There’s a certain dark irony in Mark Livingston getting caught up in the worst parts of the health care system. As a physician, he has a reputation for devoting extra attention to his patients, Kirstyn said.

“One of the reasons people like him as a doctor is because he doesn’t fit the way that modern medicine has become,” Kirstyn said. “One of the issues that he’s had in his practices in the past is that he spends too much time with his patients. You know, he’s always getting hassled by administration that he needs to see more people and move through his visits.”

The Livingstons have had better luck with their homeowners insurance, which agreed to pay for most of the rebuilding of their home, and a federal disaster loan should cover the remainder. Kirstyn hopes the family can move out of the camper they’ve been living in since February 2018 and back into their home by September.

Mark’s prognosis remains highly uncertain. He can’t walk and is currently using a wheelchair. He can’t use the left side of his body and has difficulty seeing out of his left eye. He has trouble remembering things, and he sometimes mixes up words.

“He’s not going to be 100%. He just won’t be,” said Kirstyn. “But we don’t know how close he’ll get.”

One bright spot has been seeing their community rally around the family, Kirstyn said. Only about 50,000 people live on St. Thomas, and the Livingstons have developed deep connections. Mark provides free medical care at a homeless shelter, and the family is active in the St. Thomas Reformed Church.

“It’s been brought home in stark reality to me how important social support is, whether it’s from close friends and my family members or whether it’s the random person I don’t even know who stops me in the grocery store,” said Kirstyn.

The money raised on GoFundMe has given the family some “breathing room,” Kirstyn said. “We were so depleted at the beginning of this because of everything else that our safety net was just gone.” So far, she’s mostly been using that money to keep up the mortgage payments on their house.

But Kirstyn has no idea how long that money will last. They still owe about $150,000 for the previous heart procedure, eventually will have to repay their disaster loan, and their income will be substantially lower for the foreseeable future.

Naturally, this has hit Maya and Owen the hardest, Kirstyn said. “Watching my children go through this has been excruciating,” she said.

“My son was worried about money. Like, ‘Are we going to end up on the streets?’” Kirstyn said.
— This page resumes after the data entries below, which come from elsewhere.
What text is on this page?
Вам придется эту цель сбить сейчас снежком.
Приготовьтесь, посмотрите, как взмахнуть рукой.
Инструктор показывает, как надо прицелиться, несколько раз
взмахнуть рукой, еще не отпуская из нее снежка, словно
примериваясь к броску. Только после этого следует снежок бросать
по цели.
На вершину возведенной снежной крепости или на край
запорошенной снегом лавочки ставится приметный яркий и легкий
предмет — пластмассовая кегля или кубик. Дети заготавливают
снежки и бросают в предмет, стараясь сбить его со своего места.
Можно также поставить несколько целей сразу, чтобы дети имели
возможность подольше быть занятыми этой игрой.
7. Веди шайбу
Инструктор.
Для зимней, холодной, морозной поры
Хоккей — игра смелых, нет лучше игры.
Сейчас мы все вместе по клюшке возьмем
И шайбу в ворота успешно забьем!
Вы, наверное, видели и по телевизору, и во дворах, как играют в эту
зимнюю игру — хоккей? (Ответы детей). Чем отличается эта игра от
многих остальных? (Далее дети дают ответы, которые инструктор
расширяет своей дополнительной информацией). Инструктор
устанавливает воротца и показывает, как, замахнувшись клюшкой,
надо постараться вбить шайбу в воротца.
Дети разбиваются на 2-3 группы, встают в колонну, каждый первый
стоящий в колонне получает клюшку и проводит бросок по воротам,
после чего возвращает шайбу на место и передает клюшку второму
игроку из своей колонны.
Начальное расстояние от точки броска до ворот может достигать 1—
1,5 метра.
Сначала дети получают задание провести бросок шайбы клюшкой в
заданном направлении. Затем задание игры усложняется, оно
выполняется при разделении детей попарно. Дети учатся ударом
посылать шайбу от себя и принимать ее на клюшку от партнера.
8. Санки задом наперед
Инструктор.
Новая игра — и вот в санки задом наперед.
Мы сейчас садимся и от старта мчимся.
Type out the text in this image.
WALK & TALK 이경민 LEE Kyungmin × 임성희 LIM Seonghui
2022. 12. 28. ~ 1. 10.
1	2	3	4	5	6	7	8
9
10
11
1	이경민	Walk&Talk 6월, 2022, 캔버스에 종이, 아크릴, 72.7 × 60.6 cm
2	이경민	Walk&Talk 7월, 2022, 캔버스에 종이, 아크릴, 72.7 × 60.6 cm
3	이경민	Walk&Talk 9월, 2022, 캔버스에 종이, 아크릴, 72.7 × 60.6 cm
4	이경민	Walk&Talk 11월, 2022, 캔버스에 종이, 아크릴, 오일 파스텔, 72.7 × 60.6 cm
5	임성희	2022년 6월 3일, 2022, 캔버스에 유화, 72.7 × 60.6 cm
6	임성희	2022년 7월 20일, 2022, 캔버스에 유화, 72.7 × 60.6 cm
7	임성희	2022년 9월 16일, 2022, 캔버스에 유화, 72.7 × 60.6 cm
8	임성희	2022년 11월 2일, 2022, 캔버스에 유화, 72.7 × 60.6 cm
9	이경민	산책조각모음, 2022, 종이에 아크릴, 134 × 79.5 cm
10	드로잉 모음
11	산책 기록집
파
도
While she tried to assure him they’d be OK, she knew she didn’t have answers that would eliminate his fears, she said.

“It’s really shaken their sense of what they can count on, their sense of stability,” Kirstyn said.

Visiting Mark in the hospital was tough for the children. “With these cognitive issues that are part of the stroke, he’s different. He’s different to talk to, he sounds different, he relates differently,” Kirstyn said. “They’re grieving the dad who went into that surgery and they are coming to terms with who he is now and how he is now.”

Kirstyn has also found herself without her main source of support. “I’m making all these decisions and trying to do all this stuff and process all this, and my number one, go-to person, my partner and my best friend, is not available,” she said. “That piece of it has been very difficult.”

CORRECTION: An earlier version of this story misstated what type of neurotherapy rehabilitation services Mark Livingston is receiving and incorrectly stated that his health insurance was covering that expense. Also, the headline on an earlier version of this story incorrectly indicated that Kirstyn Livingston has a doctorate.